Ici tout se confond en un ténébreux souvenir. Pourtant Marceline sembla d’abord assez vite se remettre. Les vacances du début de l’année me laissant un peu de répit, je pus passer près d’elle presque toutes les heures du jour. Près d’elle je lisais, j’écrivais, ou lui faisais doucement la lecture. Je ne sortais jamais sans lui rapporter quelques fleurs. Je me souvenais des tendres soins dont elle m’avait entouré alors que moi j’étais malade, et l’entourais de tant d’amour que parfois elle en souriait, comme heureuse. Pas un mot ne fut échangé au sujet du triste accident qui meurtrissait nos espérances...
Puis la phlébite se déclara : et quand elle commença de décliner, une embolie, soudain, mit Marceline entre la vie et la mort.
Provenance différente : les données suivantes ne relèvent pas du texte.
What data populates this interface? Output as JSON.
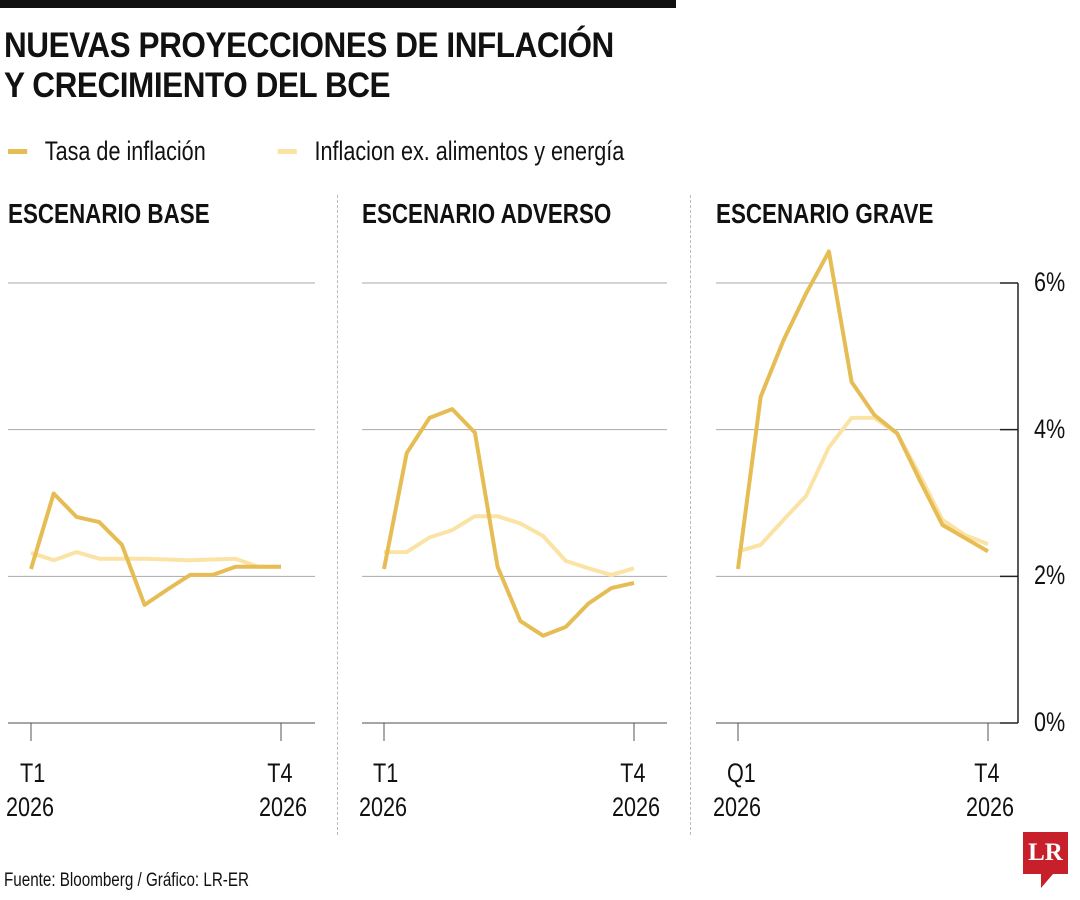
{
  "chart_data": {
    "type": "line",
    "title": "NUEVAS PROYECCIONES DE INFLACIÓN Y CRECIMIENTO DEL BCE",
    "title_lines": [
      "NUEVAS PROYECCIONES DE INFLACIÓN",
      "Y CRECIMIENTO DEL BCE"
    ],
    "legend": [
      {
        "name": "Tasa de inflación",
        "color": "#e6bd55"
      },
      {
        "name": "Inflacion ex. alimentos y energía",
        "color": "#fbe3a6"
      }
    ],
    "legend_placement": "top-left",
    "ylim": [
      0,
      6
    ],
    "yticks": [
      "6%",
      "4%",
      "2%",
      "0%"
    ],
    "ytick_values": [
      6,
      4,
      2,
      0
    ],
    "grid": true,
    "panels": [
      {
        "title": "ESCENARIO BASE",
        "xtick_start": [
          "T1",
          "2026"
        ],
        "xtick_end": [
          "T4",
          "2026"
        ],
        "series": [
          {
            "name": "Tasa de inflación",
            "values": [
              2.1,
              3.13,
              2.81,
              2.74,
              2.43,
              1.61,
              1.82,
              2.02,
              2.02,
              2.13,
              2.13,
              2.13
            ]
          },
          {
            "name": "Inflacion ex. alimentos y energía",
            "values": [
              2.32,
              2.22,
              2.33,
              2.24,
              2.24,
              2.24,
              2.23,
              2.22,
              2.23,
              2.24,
              2.13,
              2.13
            ]
          }
        ]
      },
      {
        "title": "ESCENARIO ADVERSO",
        "xtick_start": [
          "T1",
          "2026"
        ],
        "xtick_end": [
          "T4",
          "2026"
        ],
        "series": [
          {
            "name": "Tasa de inflación",
            "values": [
              2.1,
              3.68,
              4.16,
              4.28,
              3.96,
              2.13,
              1.39,
              1.19,
              1.31,
              1.63,
              1.84,
              1.91
            ]
          },
          {
            "name": "Inflacion ex. alimentos y energía",
            "values": [
              2.33,
              2.33,
              2.53,
              2.63,
              2.82,
              2.82,
              2.72,
              2.55,
              2.21,
              2.11,
              2.02,
              2.11
            ]
          }
        ]
      },
      {
        "title": "ESCENARIO GRAVE",
        "xtick_start": [
          "Q1",
          "2026"
        ],
        "xtick_end": [
          "T4",
          "2026"
        ],
        "series": [
          {
            "name": "Tasa de inflación",
            "values": [
              2.1,
              4.45,
              5.22,
              5.86,
              6.43,
              4.65,
              4.2,
              3.95,
              3.31,
              2.7,
              2.52,
              2.34
            ]
          },
          {
            "name": "Inflacion ex. alimentos y energía",
            "values": [
              2.34,
              2.43,
              2.77,
              3.1,
              3.76,
              4.16,
              4.16,
              3.95,
              3.38,
              2.77,
              2.56,
              2.44
            ]
          }
        ]
      }
    ]
  },
  "footer": {
    "source": "Fuente: Bloomberg / Gráfico: LR-ER",
    "logo": "LR"
  },
  "colors": {
    "main": "#e6bd55",
    "light": "#fbe3a6",
    "grid": "#aaaaaa",
    "logo": "#c8202a"
  }
}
C’était la nuit ; je me revois penché sur elle, sentant, avec le sien, mon cœur s’arrêter ou revivre. Que de nuits la veillai-je ainsi ! le regard obstinément fixé sur elle, espérant, à force d’amour, insinuer un peu de ma vie en la sienne. Et si je ne songeais plus beaucoup au bonheur, ma seule triste joie était de voir parfois sourire Marceline.
Mon cours avait repris. Où trouvai-je la force de préparer mes leçons, de les dire ?... Mon souvenir se perd et je ne sais comment se succédèrent les semaines. — Pourtant un petit fait que je veux vous redire :
C’est un matin, peu de temps après l’embolie ; je suis auprès de Marceline ; elle semble aller un peu mieux, mais la plus grande immobilité lui est encore prescrite ; elle ne doit même pas remuer les bras. Je me penche pour la faire boire, et lorsqu’elle a bu et que je suis encore penché près d’elle, d’une voix que son trouble rend plus faible encore, elle me prie d’ouvrir un coffret que son regard me désigne. Le coffret est là, sur la table ; je l’ouvre ; il est plein de rubans, de chiffons, de petits bijoux sans valeur ; — que veut-elle ? J’apporte près du lit la boîte ; je sors un à un chaque objet. Est-ce ceci ? cela ?... non ; pas encore ; et je la sens qui s’inquiète un peu. — Ah ! Marceline ! c’est ce petit chapelet que tu veux ! — Elle s’efforce de sourire.